Map-reduce Computing for Introductory Students using WebMapReduce
Summary
Designed for the first CS course, yet usable in many later courses, students use a web application called WebMapReduce(WMR) and one of several supported programming languages to learn how using multiple processes can aid in solving challenging problems faster. This module emphasizes data-parallel problems and solutions, the so-called 'embarrassingly parallel' problems where processing of input data can easily be split among several parallel processes. Examples in this include manipulation of very large data files, such as counting the frequency of words in large texts, or transforming a collection of numeric data values. Following the widely used map-reduce computational pattern, students write code for mapper and reducer functions, submit them in the web interface of WMR, enter the data file to be used as input, and submit the job to be run using cluster computation. The readings, concept presentation material, active in-class exercises, and homework exercises build on base material commonly covered in an introductory course, such as iteration over collections and working with strings, and file manipulation.
Module Characteristics
Languages Supported: Python, Scheme, C++, Java
Relevant Parallel Computing Concepts: Data Parallelism, Task Parallelism
Recommended Teaching Level: Introductory
Possible Course Use: Introduction to Computer Science
Learning Goals
- Students should be able to identify basic forms of data parallelism in computational problems.

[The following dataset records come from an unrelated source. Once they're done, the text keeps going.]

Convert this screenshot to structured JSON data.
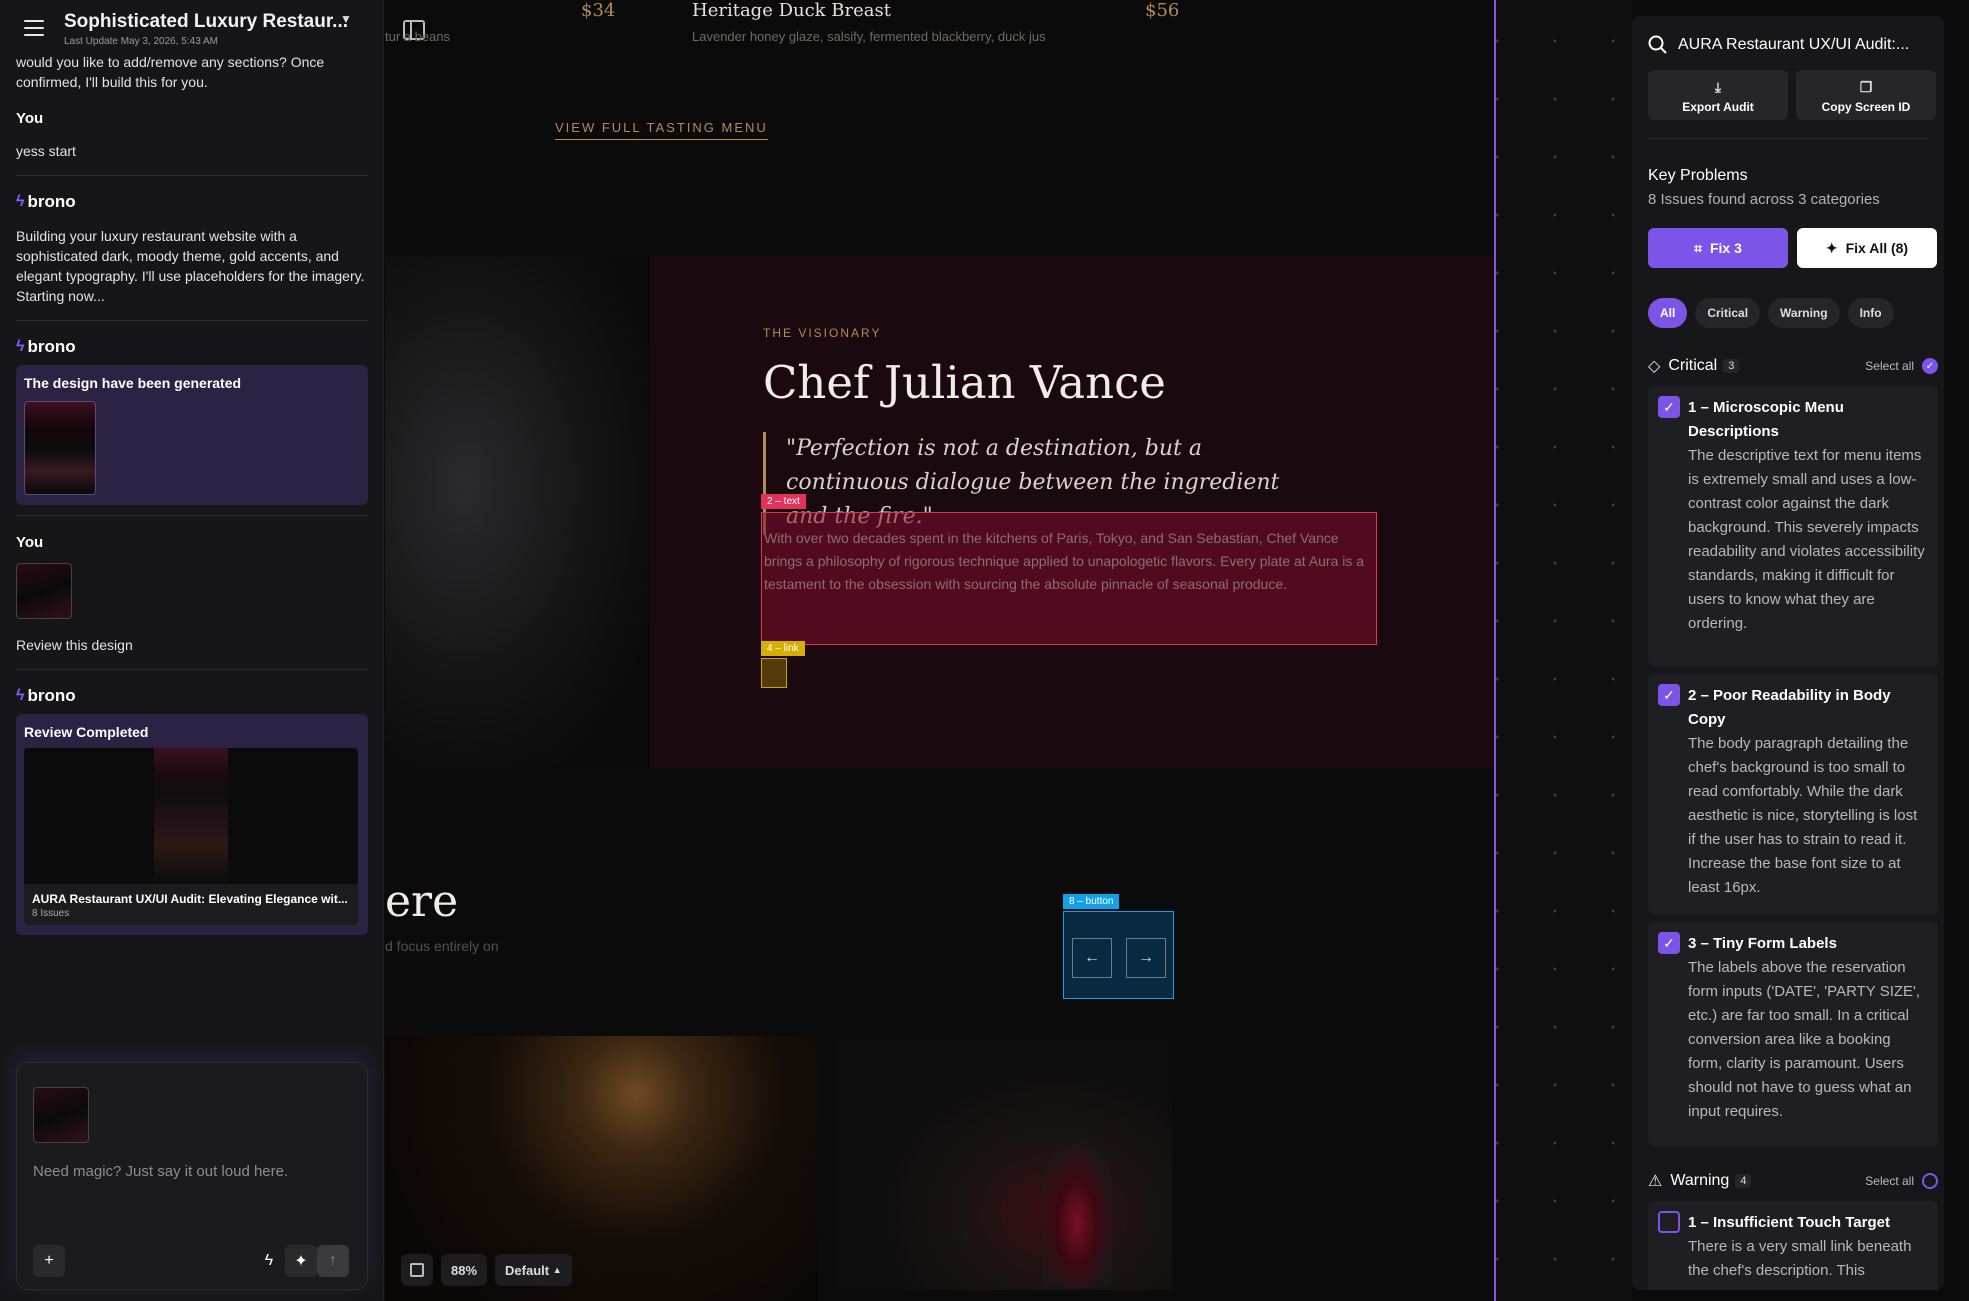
{
  "project": {
    "title": "Sophisticated Luxury Restaur...",
    "last_update": "Last Update May 3, 2026, 5:43 AM"
  },
  "chat": {
    "partial_text": "would you like to add/remove any sections? Once confirmed, I'll build this for you.",
    "user_label": "You",
    "user_msg_1": "yess start",
    "brand": "brono",
    "bot_msg_1": "Building your luxury restaurant website with a sophisticated dark, moody theme, gold accents, and elegant typography. I'll use placeholders for the imagery. Starting now...",
    "generated_card_title": "The design have been generated",
    "user_msg_2": "Review this design",
    "review_card_title": "Review Completed",
    "review_title": "AURA Restaurant UX/UI Audit: Elevating Elegance wit...",
    "review_issues": "8 Issues",
    "composer_placeholder": "Need magic? Just say it out loud here."
  },
  "canvas": {
    "menu_price_1": "$34",
    "menu_partial": "tur a beans",
    "menu_item_2": "Heritage Duck Breast",
    "menu_price_2": "$56",
    "menu_desc_2": "Lavender honey glaze, salsify, fermented blackberry, duck jus",
    "tasting_link": "VIEW FULL TASTING MENU",
    "eyebrow": "THE VISIONARY",
    "chef_name": "Chef Julian Vance",
    "quote": "\"Perfection is not a destination, but a continuous dialogue between the ingredient and the fire.\"",
    "bio": "With over two decades spent in the kitchens of Paris, Tokyo, and San Sebastian, Chef Vance brings a philosophy of rigorous technique applied to unapologetic flavors. Every plate at Aura is a testament to the obsession with sourcing the absolute pinnacle of seasonal produce.",
    "tag_text": "2 – text",
    "tag_link": "4 – link",
    "tag_button": "8 – button",
    "heading_partial": "ere",
    "sub_partial": "d focus entirely on",
    "zoom": "88%",
    "view_mode": "Default",
    "highlight_colors": {
      "text": "#e0325a",
      "link": "#d4b000",
      "button": "#12a0e6"
    }
  },
  "audit": {
    "search_title": "AURA Restaurant UX/UI Audit:...",
    "export_label": "Export Audit",
    "copy_label": "Copy Screen ID",
    "key_problems": "Key Problems",
    "summary": "8 Issues found across 3 categories",
    "fix_selected": "Fix 3",
    "fix_all": "Fix All (8)",
    "filters": [
      "All",
      "Critical",
      "Warning",
      "Info"
    ],
    "select_all": "Select all",
    "critical": {
      "name": "Critical",
      "count": "3",
      "issues": [
        {
          "title": "1 – Microscopic Menu Descriptions",
          "desc": "The descriptive text for menu items is extremely small and uses a low-contrast color against the dark background. This severely impacts readability and violates accessibility standards, making it difficult for users to know what they are ordering."
        },
        {
          "title": "2 – Poor Readability in Body Copy",
          "desc": "The body paragraph detailing the chef's background is too small to read comfortably. While the dark aesthetic is nice, storytelling is lost if the user has to strain to read it. Increase the base font size to at least 16px."
        },
        {
          "title": "3 – Tiny Form Labels",
          "desc": "The labels above the reservation form inputs ('DATE', 'PARTY SIZE', etc.) are far too small. In a critical conversion area like a booking form, clarity is paramount. Users should not have to guess what an input requires."
        }
      ]
    },
    "warning": {
      "name": "Warning",
      "count": "4",
      "issues": [
        {
          "title": "1 – Insufficient Touch Target",
          "desc": "There is a very small link beneath the chef's description. This"
        }
      ]
    },
    "accent_color": "#7c55e8"
  }
}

- Students should be able to distinguish between sequential and parallel computation, and identify the practical significance of each.
Context for Use
Description and Teaching Materials
You can visit the module in your browser:
Map-reduce Computing for Introductory Students using WebMapReduce
or you can download the module in either PDF format or latex format.
PDF Format: Map-reduce Computing for Introductory Students using WebMapReduce.pdf.
Latex Format: Map-reduce Computing for Introductory Students using WebMapReduce.tar.gz.
Word Format: Map-reduce Computing for Introductory Students using
WebMapReduce.docx.
Teaching Notes and Tips
You will need WebMapReduceinstalled on some platform resouce, such as a cluster or the cloud.
To have students work with very large files, you will need to place some on your underlying hadoop installation.